To build the plant, it must secure 84 acres of wetlands from the U.S. Army Corps of Engineers. The agency currently uses the land as a dredge-disposal site, the company's report states.
The company applied in May for an early site permit, which is designed to resolve safety and environmental questions about the proposed location. The company has not chosen a reactor design and has not decided whether it actually will invest in a new nuclear plant.
The NRC's application review is expected to take three years.
The NRC hosted a public meeting last month over the proposal even before PSEG filed its formal application. Testimony was divided between environmentalists who opposed expanding nuclear power in New Jersey and local residents and politicians who supported the jobs and tax revenue a new plant would generate.
"We wanted to get the issue out there," PSEG spokesman Joe Delmar said. "One of the reasons we picked the location we did was it was next to existing plants. Any new plant would have similar impacts as existing plants. From an emergency planning standpoint, the plants operate under the same guidelines."

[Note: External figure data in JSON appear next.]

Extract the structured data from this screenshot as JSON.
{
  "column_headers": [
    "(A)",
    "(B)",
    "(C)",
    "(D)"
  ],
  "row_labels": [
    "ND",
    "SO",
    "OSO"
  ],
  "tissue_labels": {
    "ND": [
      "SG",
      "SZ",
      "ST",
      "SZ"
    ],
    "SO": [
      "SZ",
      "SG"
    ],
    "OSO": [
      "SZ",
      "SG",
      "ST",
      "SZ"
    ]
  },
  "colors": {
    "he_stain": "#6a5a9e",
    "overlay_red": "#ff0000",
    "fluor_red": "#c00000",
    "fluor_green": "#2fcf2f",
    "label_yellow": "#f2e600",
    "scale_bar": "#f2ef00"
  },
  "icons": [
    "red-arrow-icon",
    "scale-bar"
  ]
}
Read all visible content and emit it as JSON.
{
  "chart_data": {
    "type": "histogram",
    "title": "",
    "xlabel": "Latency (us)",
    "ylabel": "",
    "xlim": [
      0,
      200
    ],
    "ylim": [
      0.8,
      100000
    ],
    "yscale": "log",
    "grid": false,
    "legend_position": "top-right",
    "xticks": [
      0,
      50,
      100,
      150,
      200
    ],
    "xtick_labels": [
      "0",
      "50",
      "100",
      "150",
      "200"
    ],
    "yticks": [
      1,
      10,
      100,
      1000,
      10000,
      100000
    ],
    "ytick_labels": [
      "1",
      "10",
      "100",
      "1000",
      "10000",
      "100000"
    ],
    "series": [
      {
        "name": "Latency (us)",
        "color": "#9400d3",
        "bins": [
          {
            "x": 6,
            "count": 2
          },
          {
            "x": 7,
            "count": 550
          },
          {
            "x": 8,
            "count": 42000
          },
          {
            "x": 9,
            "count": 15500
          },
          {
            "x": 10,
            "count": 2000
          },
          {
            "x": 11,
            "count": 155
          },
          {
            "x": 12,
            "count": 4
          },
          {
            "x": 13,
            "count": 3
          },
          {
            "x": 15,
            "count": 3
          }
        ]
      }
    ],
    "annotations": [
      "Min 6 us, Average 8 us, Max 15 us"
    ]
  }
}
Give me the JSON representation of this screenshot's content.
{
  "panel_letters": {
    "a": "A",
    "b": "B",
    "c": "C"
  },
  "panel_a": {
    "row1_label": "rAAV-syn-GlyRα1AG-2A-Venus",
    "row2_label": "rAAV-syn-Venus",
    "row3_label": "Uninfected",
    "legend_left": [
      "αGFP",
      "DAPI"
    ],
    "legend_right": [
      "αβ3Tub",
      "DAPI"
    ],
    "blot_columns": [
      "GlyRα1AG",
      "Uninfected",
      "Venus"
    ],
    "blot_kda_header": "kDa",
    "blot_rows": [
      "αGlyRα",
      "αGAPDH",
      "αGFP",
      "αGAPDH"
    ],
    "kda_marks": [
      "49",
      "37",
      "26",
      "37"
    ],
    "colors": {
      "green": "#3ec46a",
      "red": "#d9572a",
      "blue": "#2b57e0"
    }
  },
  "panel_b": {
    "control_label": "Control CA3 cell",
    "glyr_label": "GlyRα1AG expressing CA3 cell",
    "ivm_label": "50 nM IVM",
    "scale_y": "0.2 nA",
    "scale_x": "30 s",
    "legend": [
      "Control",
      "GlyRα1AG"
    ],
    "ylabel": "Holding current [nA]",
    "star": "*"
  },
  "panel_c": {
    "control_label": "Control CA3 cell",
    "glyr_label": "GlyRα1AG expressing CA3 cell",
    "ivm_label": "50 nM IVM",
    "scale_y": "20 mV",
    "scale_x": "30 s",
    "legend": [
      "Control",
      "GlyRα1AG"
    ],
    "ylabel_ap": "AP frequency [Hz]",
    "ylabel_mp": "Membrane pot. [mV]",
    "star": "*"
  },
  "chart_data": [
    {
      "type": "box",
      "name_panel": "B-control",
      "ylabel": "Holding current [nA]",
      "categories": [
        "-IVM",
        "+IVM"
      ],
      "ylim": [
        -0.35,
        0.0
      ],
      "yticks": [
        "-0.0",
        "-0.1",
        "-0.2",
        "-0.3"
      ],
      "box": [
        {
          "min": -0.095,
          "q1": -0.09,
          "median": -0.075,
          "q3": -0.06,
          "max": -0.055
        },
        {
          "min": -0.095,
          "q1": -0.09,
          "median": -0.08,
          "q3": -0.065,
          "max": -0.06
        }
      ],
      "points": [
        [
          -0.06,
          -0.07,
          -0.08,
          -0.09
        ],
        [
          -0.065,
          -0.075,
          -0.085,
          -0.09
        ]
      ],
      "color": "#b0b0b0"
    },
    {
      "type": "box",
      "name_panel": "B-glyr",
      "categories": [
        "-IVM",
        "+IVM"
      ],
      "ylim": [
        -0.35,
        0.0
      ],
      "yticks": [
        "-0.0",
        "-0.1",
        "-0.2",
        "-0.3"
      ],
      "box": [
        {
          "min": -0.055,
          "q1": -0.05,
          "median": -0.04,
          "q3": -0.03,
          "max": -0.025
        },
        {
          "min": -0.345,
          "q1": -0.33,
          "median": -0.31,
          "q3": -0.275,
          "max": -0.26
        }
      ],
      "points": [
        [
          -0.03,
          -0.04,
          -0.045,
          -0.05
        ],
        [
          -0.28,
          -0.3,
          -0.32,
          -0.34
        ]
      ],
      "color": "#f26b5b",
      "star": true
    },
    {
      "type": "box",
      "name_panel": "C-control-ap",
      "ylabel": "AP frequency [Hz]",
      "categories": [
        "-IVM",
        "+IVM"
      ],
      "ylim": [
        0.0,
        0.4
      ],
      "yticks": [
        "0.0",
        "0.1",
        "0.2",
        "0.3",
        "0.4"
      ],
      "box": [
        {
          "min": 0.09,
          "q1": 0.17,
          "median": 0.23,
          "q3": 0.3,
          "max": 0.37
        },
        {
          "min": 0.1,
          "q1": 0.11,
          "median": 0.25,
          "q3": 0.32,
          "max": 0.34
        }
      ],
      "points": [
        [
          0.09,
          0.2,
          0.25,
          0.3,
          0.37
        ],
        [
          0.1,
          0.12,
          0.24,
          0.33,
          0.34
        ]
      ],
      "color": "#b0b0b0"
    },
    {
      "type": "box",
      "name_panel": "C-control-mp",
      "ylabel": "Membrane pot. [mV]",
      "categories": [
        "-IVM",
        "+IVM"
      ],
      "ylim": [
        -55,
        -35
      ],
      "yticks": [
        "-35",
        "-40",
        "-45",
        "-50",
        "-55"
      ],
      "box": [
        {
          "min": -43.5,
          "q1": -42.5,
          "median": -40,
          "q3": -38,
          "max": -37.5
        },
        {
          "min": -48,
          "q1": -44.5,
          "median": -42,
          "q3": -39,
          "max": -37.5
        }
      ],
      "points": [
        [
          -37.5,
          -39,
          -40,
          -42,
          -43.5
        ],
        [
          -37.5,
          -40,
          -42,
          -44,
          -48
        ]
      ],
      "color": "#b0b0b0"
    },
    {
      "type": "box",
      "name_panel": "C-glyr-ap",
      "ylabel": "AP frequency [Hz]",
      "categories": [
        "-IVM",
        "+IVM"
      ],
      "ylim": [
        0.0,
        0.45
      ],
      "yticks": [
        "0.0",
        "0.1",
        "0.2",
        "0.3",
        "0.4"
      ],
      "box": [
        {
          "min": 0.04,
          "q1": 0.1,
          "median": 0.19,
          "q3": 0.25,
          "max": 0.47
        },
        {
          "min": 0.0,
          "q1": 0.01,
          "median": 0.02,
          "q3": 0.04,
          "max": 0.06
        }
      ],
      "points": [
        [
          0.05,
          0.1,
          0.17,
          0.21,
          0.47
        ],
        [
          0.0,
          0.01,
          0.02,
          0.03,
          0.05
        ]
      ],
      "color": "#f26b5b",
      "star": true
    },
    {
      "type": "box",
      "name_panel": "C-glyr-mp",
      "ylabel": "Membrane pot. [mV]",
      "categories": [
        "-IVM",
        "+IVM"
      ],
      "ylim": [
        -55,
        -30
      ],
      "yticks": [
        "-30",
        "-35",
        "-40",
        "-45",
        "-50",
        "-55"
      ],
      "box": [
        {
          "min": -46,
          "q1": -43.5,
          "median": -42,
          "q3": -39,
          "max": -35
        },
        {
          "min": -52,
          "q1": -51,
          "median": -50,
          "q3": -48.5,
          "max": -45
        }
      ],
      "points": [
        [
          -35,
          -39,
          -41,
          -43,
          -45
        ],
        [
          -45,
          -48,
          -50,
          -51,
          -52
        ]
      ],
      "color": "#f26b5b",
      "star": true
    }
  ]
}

According to the 136-page environmental report, PSEG also plans to build new 500-kilovolt transmission lines and a new causeway to the island, filling in 45 acres of wetlands and temporarily affecting 24 acres more.
The company rated the expected effects on the environment based on three categories: small, moderate and large.
The only large effect was deemed to the local tax base, since the plant presumably would contribute more in local tax revenue. The power plant pays for all municipal services in Lower Alloways Creek Township, which as a result does not have a local-purpose property-tax levy.
The company found moderate effects to wetlands, to six potential archaeological sites along the proposed causeway, to farmland along the new transmission-line corridor and to local vehicle traffic during plant construction.
The new power plant would have a cooling tower, in keeping with federal regulations for new plants.
Joe Colaccino, branch chief for new reactors for the NRC, said the company worked with the agency for two years to address environmental issues before submitting its application last month.
The company traveled the globe in 2007 to study other reactors and determine whether it was feasible to build a fourth power plant on Artificial Island.
The New Jersey chapter of the Sierra Club said it would oppose any plans by PSEG to fill in wetlands, especially since the plant's owners in the 1980s agreed to restore wetlands instead of building costly cooling towers.
"We would vigorously oppose any wetland fill of that size along the Delaware bayshore," spokesman Jeff Tittel said. "The wetlands along the Delaware Bay are critical habitat to make up the massive loss of life from the failure of PSEG to have cooling towers. It's the height of hypocrisy."